Why Ferghana Horses Were Worth a War

Dayuan was one of the three most advanced civilizations in Central Asia around 130 BCE, alongside Parthia and Greco-Bactria. The kingdom had a population of roughly 300,000 people and maintained 60,000 trained troops. Its rulers understood the military value of their horses and had no particular reason to hand them over cheaply.

When Emperor Wu sent ambassadors with gold to purchase the best horses, the Dayuan refused to offer enough of them. The situation escalated badly. A series of conflicts and displays of mutual disrespect ended with the Dayuan killing the Chinese ambassador and confiscating the gold that had been sent as payment. Emperor Wu’s response was the War of the Heavenly Horses, one of the longest-range military expeditions in ancient history.

The first campaign launched in the autumn of 104 BCE under the general Li Guangli, but it failed to reach its objective. Emperor Wu doubled down, sending Li back in 102 BCE with a massive force: 60,000 soldiers (recruited largely from penal conscripts the records bluntly called “bad boys”), 30,000 horses, 100,000 oxen, and 20,000 donkeys and camels to carry supplies across thousands of miles of desert and mountain terrain. This time, the campaign succeeded. The Dayuan agreed to terms, and Li returned to China with roughly 3,000 Ferghana horses.

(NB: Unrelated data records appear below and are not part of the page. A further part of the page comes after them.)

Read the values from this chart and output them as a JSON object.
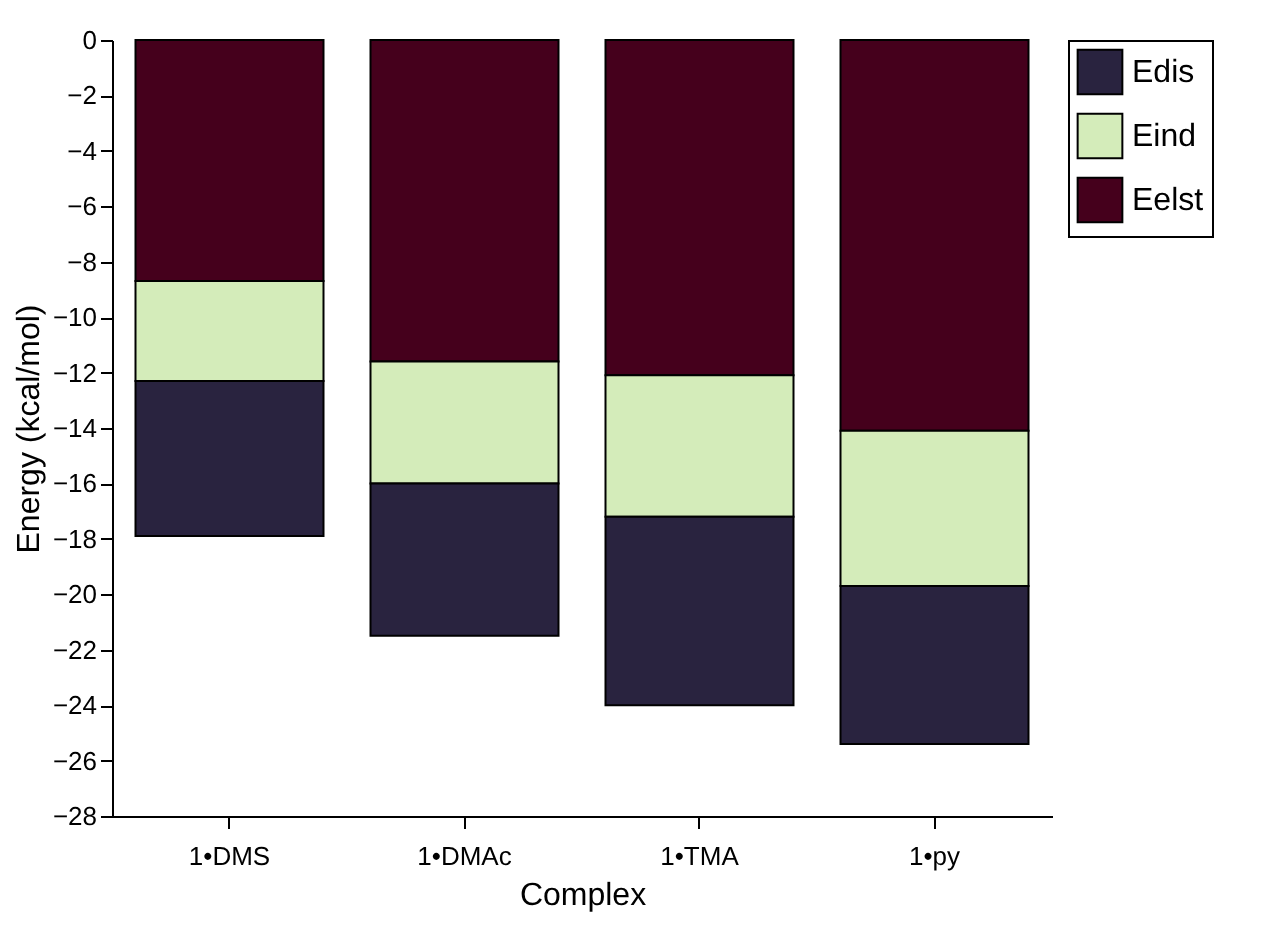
{
  "chart_data": {
    "type": "bar",
    "stacked": true,
    "xlabel": "Complex",
    "ylabel": "Energy (kcal/mol)",
    "categories": [
      "1•DMS",
      "1•DMAc",
      "1•TMA",
      "1•py"
    ],
    "series": [
      {
        "name": "Eelst",
        "color": "#45001c",
        "values": [
          -8.7,
          -11.6,
          -12.1,
          -14.1
        ]
      },
      {
        "name": "Eind",
        "color": "#d4ecba",
        "values": [
          -3.6,
          -4.4,
          -5.1,
          -5.6
        ]
      },
      {
        "name": "Edis",
        "color": "#29233f",
        "values": [
          -5.6,
          -5.5,
          -6.8,
          -5.7
        ]
      }
    ],
    "ylim": [
      -28,
      0
    ],
    "yticks": [
      -28,
      -26,
      -24,
      -22,
      -20,
      -18,
      -16,
      -14,
      -12,
      -10,
      -8,
      -6,
      -4,
      -2,
      0
    ],
    "grid": false,
    "legend": "top right"
  }
}
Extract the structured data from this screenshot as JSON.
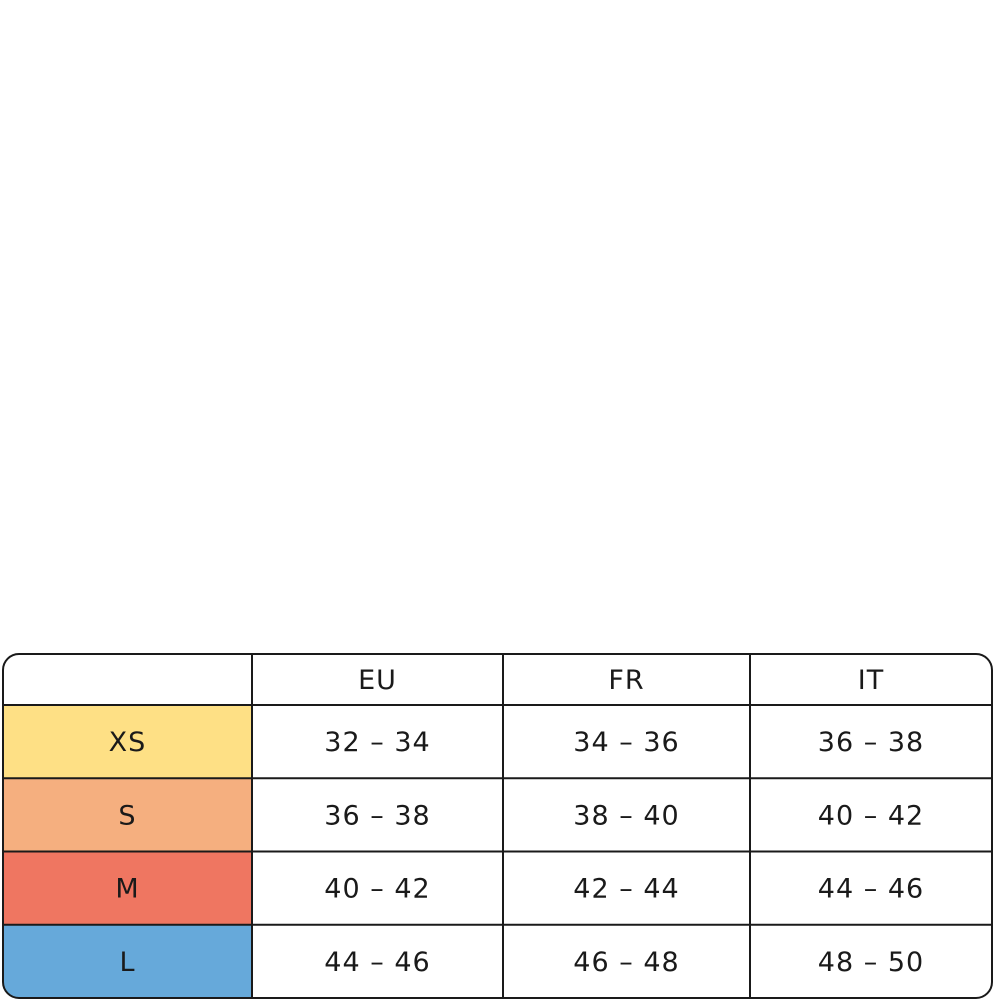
{
  "table": {
    "columns": [
      "EU",
      "FR",
      "IT"
    ],
    "rows": [
      {
        "size": "XS",
        "color": "#fee085",
        "cells": [
          "32 – 34",
          "34 – 36",
          "36 – 38"
        ]
      },
      {
        "size": "S",
        "color": "#f5af7f",
        "cells": [
          "36 – 38",
          "38 – 40",
          "40 – 42"
        ]
      },
      {
        "size": "M",
        "color": "#ef7661",
        "cells": [
          "40 – 42",
          "42 – 44",
          "44 – 46"
        ]
      },
      {
        "size": "L",
        "color": "#66a9da",
        "cells": [
          "44 – 46",
          "46 – 48",
          "48 – 50"
        ]
      }
    ]
  }
}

Why Silk Was China’s Preferred Currency

Silk made the exchange possible because it solved a fundamental problem of long-distance trade. Gold was heavy. Grain spoiled. But silk was light, compact, durable over long journeys, and universally desired across Central Asia and beyond. For the kingdoms and nomadic groups along the trade routes, Chinese silk was a luxury product with no local substitute. It could be worn, traded further westward toward Persia and Rome, or stored as wealth.

China held a complete monopoly on silk production for centuries, which gave the material extraordinary bargaining power. The Han government used this strategically, channeling silk not only into horse purchases but into diplomatic gifts, tribute payments, and trade agreements that extended Chinese influence deep into Central Asia. Zhang Qian’s reports about Ferghana and the broader western regions prompted Emperor Wu to aggressively expand Han power westward, and silk was the economic engine that made that expansion viable.

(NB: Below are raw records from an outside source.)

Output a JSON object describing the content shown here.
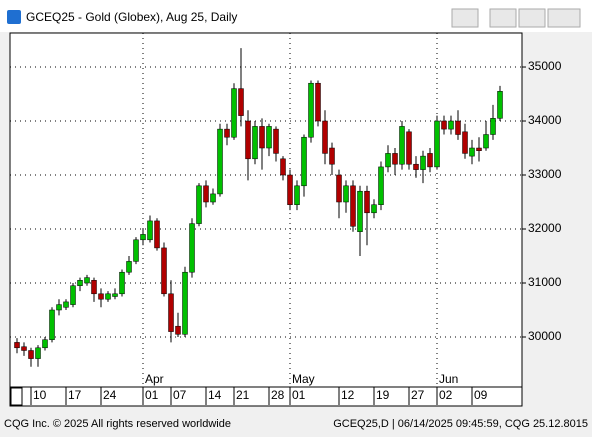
{
  "window": {
    "title": "GCEQ25 - Gold (Globex), Aug 25, Daily"
  },
  "footer": {
    "left": "CQG Inc. © 2025 All rights reserved worldwide",
    "right": "GCEQ25,D | 06/14/2025 09:45:59, CQG 25.12.8015"
  },
  "chart_data": {
    "type": "candlestick",
    "categories": [
      null,
      null,
      "10",
      null,
      null,
      null,
      null,
      "17",
      null,
      null,
      null,
      null,
      "24",
      null,
      null,
      null,
      null,
      null,
      "01",
      null,
      null,
      null,
      "07",
      null,
      null,
      null,
      null,
      "14",
      null,
      null,
      null,
      "21",
      null,
      null,
      null,
      null,
      "28",
      null,
      null,
      "01",
      null,
      null,
      null,
      null,
      null,
      null,
      "12",
      null,
      null,
      null,
      null,
      "19",
      null,
      null,
      null,
      null,
      "27",
      null,
      null,
      null,
      "02",
      null,
      null,
      null,
      null,
      "09",
      null,
      null,
      null,
      null
    ],
    "month_labels": [
      null,
      null,
      null,
      null,
      null,
      null,
      null,
      null,
      null,
      null,
      null,
      null,
      null,
      null,
      null,
      null,
      null,
      null,
      "Apr",
      null,
      null,
      null,
      null,
      null,
      null,
      null,
      null,
      null,
      null,
      null,
      null,
      null,
      null,
      null,
      null,
      null,
      null,
      null,
      null,
      "May",
      null,
      null,
      null,
      null,
      null,
      null,
      null,
      null,
      null,
      null,
      null,
      null,
      null,
      null,
      null,
      null,
      null,
      null,
      null,
      null,
      "Jun",
      null,
      null,
      null,
      null,
      null,
      null,
      null,
      null,
      null
    ],
    "open": [
      29900,
      29820,
      29750,
      29600,
      29800,
      29950,
      30500,
      30550,
      30600,
      30950,
      31000,
      31050,
      30800,
      30700,
      30750,
      30800,
      31200,
      31400,
      31800,
      31800,
      32150,
      31650,
      30800,
      30200,
      30050,
      31200,
      32100,
      32800,
      32500,
      32650,
      33850,
      33700,
      34600,
      34000,
      33300,
      33900,
      33500,
      33850,
      33300,
      33000,
      32450,
      32800,
      33700,
      34700,
      34000,
      33500,
      33000,
      32500,
      32800,
      31950,
      32700,
      32300,
      32450,
      33150,
      33400,
      33200,
      33800,
      33200,
      33100,
      33400,
      33150,
      34000,
      33850,
      34000,
      33800,
      33350,
      33500,
      33500,
      33750,
      34050
    ],
    "high": [
      29980,
      29900,
      29800,
      29850,
      30000,
      30550,
      30700,
      30700,
      31000,
      31100,
      31150,
      31100,
      30900,
      30850,
      30900,
      31250,
      31500,
      31850,
      32000,
      32250,
      32200,
      31750,
      31050,
      30450,
      31300,
      32200,
      32850,
      32900,
      32750,
      33950,
      33950,
      34700,
      35350,
      34200,
      34000,
      34050,
      33950,
      33900,
      33350,
      33100,
      32900,
      33750,
      34750,
      34750,
      34200,
      33600,
      33100,
      32900,
      32900,
      32800,
      32800,
      32550,
      33250,
      33550,
      33500,
      34000,
      33850,
      33350,
      33450,
      33500,
      34100,
      34100,
      34100,
      34200,
      33950,
      33650,
      33700,
      34000,
      34300,
      34650
    ],
    "low": [
      29700,
      29650,
      29450,
      29450,
      29750,
      29900,
      30400,
      30500,
      30550,
      30850,
      30950,
      30650,
      30550,
      30650,
      30700,
      30750,
      31150,
      31350,
      31700,
      31750,
      31600,
      30750,
      29900,
      30000,
      30000,
      31100,
      32050,
      32400,
      32450,
      32600,
      33550,
      33650,
      33900,
      32900,
      33200,
      33100,
      33350,
      33250,
      32900,
      32350,
      32350,
      32600,
      33600,
      33900,
      33200,
      33000,
      32200,
      32300,
      31950,
      31500,
      31700,
      32200,
      32350,
      33050,
      33000,
      33100,
      33100,
      32950,
      32850,
      33050,
      33100,
      33750,
      33750,
      33650,
      33300,
      33200,
      33250,
      33450,
      33650,
      34000
    ],
    "close": [
      29800,
      29750,
      29600,
      29800,
      29950,
      30500,
      30600,
      30650,
      30950,
      31050,
      31100,
      30800,
      30700,
      30800,
      30800,
      31200,
      31400,
      31800,
      31900,
      32150,
      31650,
      30800,
      30100,
      30050,
      31200,
      32100,
      32800,
      32500,
      32650,
      33850,
      33700,
      34600,
      34100,
      33300,
      33900,
      33500,
      33900,
      33400,
      33000,
      32450,
      32800,
      33700,
      34700,
      34000,
      33400,
      33200,
      32500,
      32800,
      32050,
      32700,
      32300,
      32450,
      33150,
      33400,
      33200,
      33900,
      33200,
      33100,
      33350,
      33150,
      34000,
      33850,
      34000,
      33750,
      33400,
      33500,
      33450,
      33750,
      34050,
      34550
    ],
    "up_color": "#00c000",
    "down_color": "#b00000",
    "ylim": [
      29074,
      35630
    ],
    "yticks": [
      30000,
      31000,
      32000,
      33000,
      34000,
      35000
    ],
    "grid": true
  }
}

A Trade That Shaped Centuries of Exchange

The Chinese hunger for Central Asian horses didn’t end with Emperor Wu. The relationship between Chinese rulers and the nomadic and settled peoples who controlled horse supplies continued to shape trade across Asia for over a thousand years. During the Song dynasty in the 11th and 12th centuries, tea gradually replaced silk as China’s primary export commodity in the horse trade, and the government developed formal bureaucratic systems to regulate the exchange of tea for horses.

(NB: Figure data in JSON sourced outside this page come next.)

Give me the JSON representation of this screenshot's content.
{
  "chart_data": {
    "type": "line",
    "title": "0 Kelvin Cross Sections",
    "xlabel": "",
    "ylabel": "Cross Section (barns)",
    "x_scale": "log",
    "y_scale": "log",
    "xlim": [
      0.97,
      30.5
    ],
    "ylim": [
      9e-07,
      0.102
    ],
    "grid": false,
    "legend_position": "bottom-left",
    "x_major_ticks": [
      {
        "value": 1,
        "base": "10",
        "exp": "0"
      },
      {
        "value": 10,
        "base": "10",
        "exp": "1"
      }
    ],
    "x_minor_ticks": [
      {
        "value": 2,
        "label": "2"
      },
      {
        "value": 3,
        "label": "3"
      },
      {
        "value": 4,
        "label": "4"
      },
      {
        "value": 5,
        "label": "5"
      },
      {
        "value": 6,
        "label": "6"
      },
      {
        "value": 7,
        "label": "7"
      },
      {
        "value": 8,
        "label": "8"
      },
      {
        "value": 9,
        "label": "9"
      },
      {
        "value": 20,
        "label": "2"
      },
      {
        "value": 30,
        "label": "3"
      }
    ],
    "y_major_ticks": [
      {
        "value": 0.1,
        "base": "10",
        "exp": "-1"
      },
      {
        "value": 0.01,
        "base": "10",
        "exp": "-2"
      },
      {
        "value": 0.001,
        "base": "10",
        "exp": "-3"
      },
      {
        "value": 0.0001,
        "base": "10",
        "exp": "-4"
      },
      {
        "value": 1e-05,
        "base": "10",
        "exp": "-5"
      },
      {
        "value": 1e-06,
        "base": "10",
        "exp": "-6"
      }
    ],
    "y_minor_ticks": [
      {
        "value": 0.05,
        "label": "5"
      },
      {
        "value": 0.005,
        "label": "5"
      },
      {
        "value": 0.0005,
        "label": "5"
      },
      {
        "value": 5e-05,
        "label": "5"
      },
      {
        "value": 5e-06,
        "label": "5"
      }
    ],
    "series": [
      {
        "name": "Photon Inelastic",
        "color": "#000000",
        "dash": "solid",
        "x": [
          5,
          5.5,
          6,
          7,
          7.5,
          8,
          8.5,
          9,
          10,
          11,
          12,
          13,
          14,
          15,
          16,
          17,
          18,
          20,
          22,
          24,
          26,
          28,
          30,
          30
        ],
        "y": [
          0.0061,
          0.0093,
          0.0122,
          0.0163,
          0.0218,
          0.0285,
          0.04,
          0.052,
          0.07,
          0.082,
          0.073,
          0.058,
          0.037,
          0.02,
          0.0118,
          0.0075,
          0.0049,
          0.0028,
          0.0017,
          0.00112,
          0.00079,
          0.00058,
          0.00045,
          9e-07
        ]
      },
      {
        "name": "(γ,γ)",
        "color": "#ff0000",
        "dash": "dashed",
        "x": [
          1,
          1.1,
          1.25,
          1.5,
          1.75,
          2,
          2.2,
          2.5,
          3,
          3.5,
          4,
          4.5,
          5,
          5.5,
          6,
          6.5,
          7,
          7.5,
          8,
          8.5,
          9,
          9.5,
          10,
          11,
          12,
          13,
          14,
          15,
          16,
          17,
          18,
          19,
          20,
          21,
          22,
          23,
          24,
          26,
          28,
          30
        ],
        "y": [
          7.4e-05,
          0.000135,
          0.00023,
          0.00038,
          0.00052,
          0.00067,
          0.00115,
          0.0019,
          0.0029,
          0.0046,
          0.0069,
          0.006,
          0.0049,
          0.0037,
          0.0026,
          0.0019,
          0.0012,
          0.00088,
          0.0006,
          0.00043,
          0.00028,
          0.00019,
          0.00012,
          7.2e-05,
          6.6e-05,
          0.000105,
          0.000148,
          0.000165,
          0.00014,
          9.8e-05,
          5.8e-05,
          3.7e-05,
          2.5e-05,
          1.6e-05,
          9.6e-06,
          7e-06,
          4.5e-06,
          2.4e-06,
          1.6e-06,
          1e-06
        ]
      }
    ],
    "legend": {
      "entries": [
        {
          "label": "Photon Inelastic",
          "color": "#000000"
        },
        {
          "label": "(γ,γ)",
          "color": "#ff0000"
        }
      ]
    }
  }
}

The horses themselves left a lasting genetic legacy. Modern researchers have linked the ancient Ferghana horses to the Akhal-Teke breed, a tall, lean, famously enduring horse still bred in Turkmenistan today. Genetic studies have found that Akhal-Teke ancestry contributed to the development of Thoroughbreds, meaning the bloodlines Emperor Wu went to war over still run through some of the world’s most celebrated racehorses. Ancient mitochondrial DNA analysis has confirmed shared maternal lineages between early Chinese horses and modern Akhal-Tekes, supporting the historical record of Ferghana horses being imported into China and bred there over generations.